- 743 Okunma
- 0 Yorum
- 0 Beğeni
ALTIN ÇAĞ
İsa’dan önce 14. yüz yılda yaşayan eski Mısır hükümdarı Akhenaton’un bir diğer adıda 4. Amenofistir. Amenofislerin dördüncüsü olan bu firavun, tarihin belki de ilk din reformcusudur. Akhenaton, Mısır’daki çok tanrıcı din geleneklerine karşı çıkarak başkentini Teb’den Amarna’ya taşımış ve tek tanrıcı bir kozmogoni anlayışına dayanan Aton dinini kurmuştur. Bu yeni din, bütün evrenin, simgesini Güneşte bulan bir tek yaratıcı tarafından kurulduğunu söylüyor;ayrıksız bütün insanların, sevgiye ve özgürlüğe değer olduğunu ileri sürüyordu.

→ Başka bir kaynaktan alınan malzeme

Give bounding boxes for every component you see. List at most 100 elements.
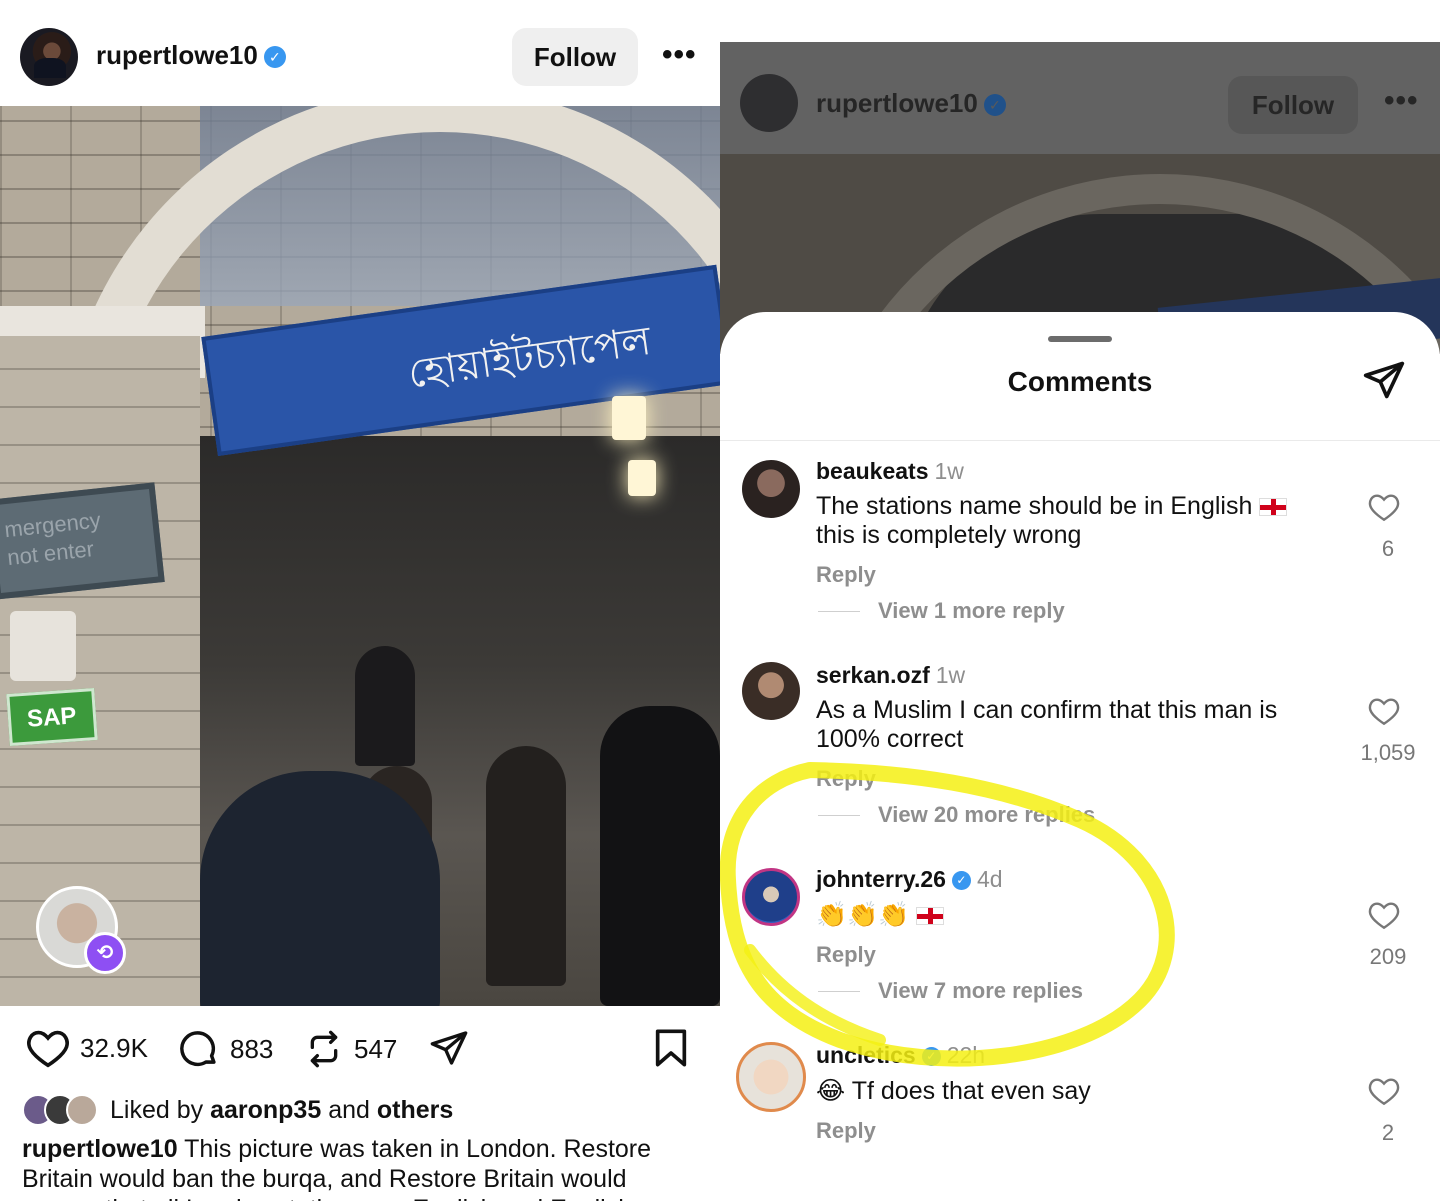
view-replies-button[interactable]: View 7 more replies bbox=[818, 978, 1083, 1004]
more-options-icon[interactable]: ••• bbox=[662, 38, 697, 72]
liked-by-user[interactable]: aaronp35 bbox=[210, 1096, 321, 1125]
comment-text: 👏👏👏 bbox=[816, 900, 1326, 930]
post-caption: rupertlowe10 This picture was taken in L… bbox=[22, 1134, 702, 1201]
reply-button[interactable]: Reply bbox=[816, 1118, 876, 1144]
view-replies-text[interactable]: View 7 more replies bbox=[878, 978, 1083, 1004]
repost-badge-icon: ⟲ bbox=[84, 932, 126, 974]
likes-count: 32.9K bbox=[80, 1032, 148, 1063]
username-text[interactable]: johnterry.26 bbox=[816, 866, 946, 892]
liked-by-row[interactable]: Liked by aaronp35 and others bbox=[22, 1094, 453, 1126]
wall-lamp bbox=[10, 611, 76, 681]
comment-like-count: 2 bbox=[1381, 1120, 1395, 1145]
commenter-username[interactable]: serkan.ozf 1w bbox=[816, 662, 965, 689]
commenter-avatar[interactable] bbox=[736, 1042, 806, 1112]
send-icon[interactable] bbox=[428, 1028, 470, 1068]
post-username[interactable]: rupertlowe10 ✓ bbox=[96, 40, 286, 71]
more-options-icon: ••• bbox=[1384, 84, 1419, 117]
right-comments-panel: rupertlowe10 ✓ Follow ••• Comments beauke… bbox=[720, 0, 1440, 1201]
comment-text-line2: 100% correct bbox=[816, 725, 964, 753]
reply-button[interactable]: Reply bbox=[816, 942, 876, 968]
comment-time: 22h bbox=[946, 1042, 986, 1068]
liked-by-prefix: Liked by bbox=[110, 1095, 204, 1124]
comment-time: 1w bbox=[934, 458, 964, 484]
verified-badge-icon: ✓ bbox=[921, 1047, 941, 1067]
left-post-panel: rupertlowe10 ✓ Follow ••• হোয়াইটচ্যাপেল … bbox=[0, 0, 720, 1201]
comment-like-count: 1,059 bbox=[1360, 740, 1416, 765]
post-header: rupertlowe10 ✓ Follow ••• bbox=[0, 0, 720, 106]
username-text[interactable]: uncletics bbox=[816, 1042, 916, 1068]
emergency-sign: mergency not enter bbox=[0, 482, 165, 600]
comments-sheet: Comments beaukeats 1w The stations name s… bbox=[720, 312, 1440, 1201]
avatar bbox=[740, 74, 798, 132]
commenter-avatar[interactable] bbox=[742, 662, 800, 720]
view-replies-button[interactable]: View 20 more replies bbox=[818, 802, 1095, 828]
station-sign-text: হোয়াইটচ্যাপেল bbox=[405, 317, 654, 398]
comment-heart-icon[interactable] bbox=[1368, 900, 1400, 930]
comment-emoji: 👏👏👏 bbox=[816, 900, 910, 929]
comment-action[interactable]: 883 bbox=[178, 1028, 273, 1070]
commenter-avatar[interactable] bbox=[742, 868, 800, 926]
divider bbox=[720, 440, 1440, 441]
commenter-username[interactable]: beaukeats 1w bbox=[816, 458, 964, 485]
verified-badge-icon: ✓ bbox=[951, 871, 971, 891]
username-text[interactable]: rupertlowe10 bbox=[96, 40, 258, 70]
comment-time: 4d bbox=[976, 866, 1003, 892]
comment-heart-icon[interactable] bbox=[1368, 1076, 1400, 1106]
person-figure bbox=[600, 706, 720, 1006]
emergency-sign-text: mergency not enter bbox=[3, 507, 102, 571]
verified-badge-icon: ✓ bbox=[983, 94, 1006, 117]
heart-icon[interactable] bbox=[26, 1028, 70, 1068]
replies-line bbox=[818, 990, 860, 992]
comment-heart-icon[interactable] bbox=[1368, 696, 1400, 726]
reposts-count: 547 bbox=[354, 1033, 398, 1064]
repost-action[interactable]: 547 bbox=[304, 1028, 397, 1070]
comment-bubble-icon[interactable] bbox=[178, 1028, 220, 1070]
sap-sign: SAP bbox=[6, 687, 98, 747]
comment-text-line1: As a Muslim I can confirm that this man … bbox=[816, 696, 1278, 724]
follow-button: Follow bbox=[1228, 76, 1358, 134]
view-replies-text[interactable]: View 1 more reply bbox=[878, 598, 1065, 624]
follow-button[interactable]: Follow bbox=[512, 28, 638, 86]
comment-like-count: 6 bbox=[1381, 536, 1395, 561]
sheet-grabber[interactable] bbox=[1048, 336, 1112, 342]
bookmark-icon[interactable] bbox=[654, 1028, 688, 1068]
liked-by-others[interactable]: others bbox=[377, 1096, 453, 1125]
comment-text: The stations name should be in English t… bbox=[816, 492, 1326, 550]
verified-badge-icon: ✓ bbox=[263, 46, 286, 69]
username-text[interactable]: beaukeats bbox=[816, 458, 929, 484]
caption-username[interactable]: rupertlowe10 bbox=[22, 1135, 178, 1163]
comment-heart-icon[interactable] bbox=[1368, 492, 1400, 522]
username-text[interactable]: serkan.ozf bbox=[816, 662, 930, 688]
comments-count: 883 bbox=[230, 1033, 274, 1064]
liker-avatars bbox=[22, 1094, 98, 1126]
repost-icon[interactable] bbox=[304, 1028, 344, 1070]
reply-button[interactable]: Reply bbox=[816, 562, 876, 588]
share-action[interactable] bbox=[428, 1028, 470, 1068]
england-flag-icon bbox=[1259, 498, 1288, 517]
comment-like-count: 209 bbox=[1369, 944, 1407, 969]
comment-text-line1: The stations name should be in English bbox=[816, 492, 1253, 520]
sheet-title: Comments bbox=[1007, 366, 1153, 397]
person-in-burqa bbox=[200, 771, 440, 1006]
status-area bbox=[720, 0, 1440, 42]
like-action[interactable]: 32.9K bbox=[26, 1028, 148, 1068]
comment-emoji: 😂 bbox=[816, 1076, 846, 1105]
view-replies-button[interactable]: View 1 more reply bbox=[818, 598, 1065, 624]
avatar[interactable] bbox=[20, 28, 78, 86]
commenter-username[interactable]: johnterry.26 ✓ 4d bbox=[816, 866, 1003, 893]
post-actions-bar: 32.9K 883 547 bbox=[0, 1010, 720, 1090]
comment-text-line2: this is completely wrong bbox=[816, 521, 1082, 549]
commenter-username[interactable]: uncletics ✓ 22h bbox=[816, 1042, 985, 1069]
reply-button[interactable]: Reply bbox=[816, 766, 876, 792]
save-action[interactable] bbox=[654, 1028, 688, 1068]
ceiling-light bbox=[612, 396, 646, 440]
view-replies-text[interactable]: View 20 more replies bbox=[878, 802, 1095, 828]
person-figure bbox=[486, 746, 566, 986]
send-icon[interactable] bbox=[1362, 358, 1406, 402]
username-text: rupertlowe10 bbox=[816, 88, 978, 118]
ceiling-light bbox=[628, 460, 656, 496]
commenter-avatar[interactable] bbox=[742, 460, 800, 518]
comment-text-line1: Tf does that even say bbox=[851, 1077, 1091, 1105]
post-photo[interactable]: হোয়াইটচ্যাপেল mergency not enter SAP ⟲ bbox=[0, 106, 720, 1006]
replies-line bbox=[818, 610, 860, 612]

Akhenaton, Mısır’da tahta çıktığında dini bir devrim başlattı. Amacı halkının sadece tek bir tanrıya tapmasını sağlamaktı. Bu tek tanrı Güneş tanrısı Aton’du. Başrahip hemen ona karşı çıkmak istedi. Ama Akhenaton önce saldırdı. Tapınakları kapattı. Binlerce yıldır benimsenmiş gelenekleri yasakladı.
Eski dünyanın sağlamlığı sarsılıyordu. Artık çok tanrılı dönem sona eriyor ve tek tanrılı bir yaşam başlıyordu. Akhenaton’un tek tanrı düşüncesini benimseyen rahipler, Aton dininin tapınağını Mısır halkına açtılar ve bu yeni din anlayışını onlara sevgi içinde anlattılar. Rahiplerin eski azameti gitmiş, yerine sevgi ve hoşgörü gelmişti.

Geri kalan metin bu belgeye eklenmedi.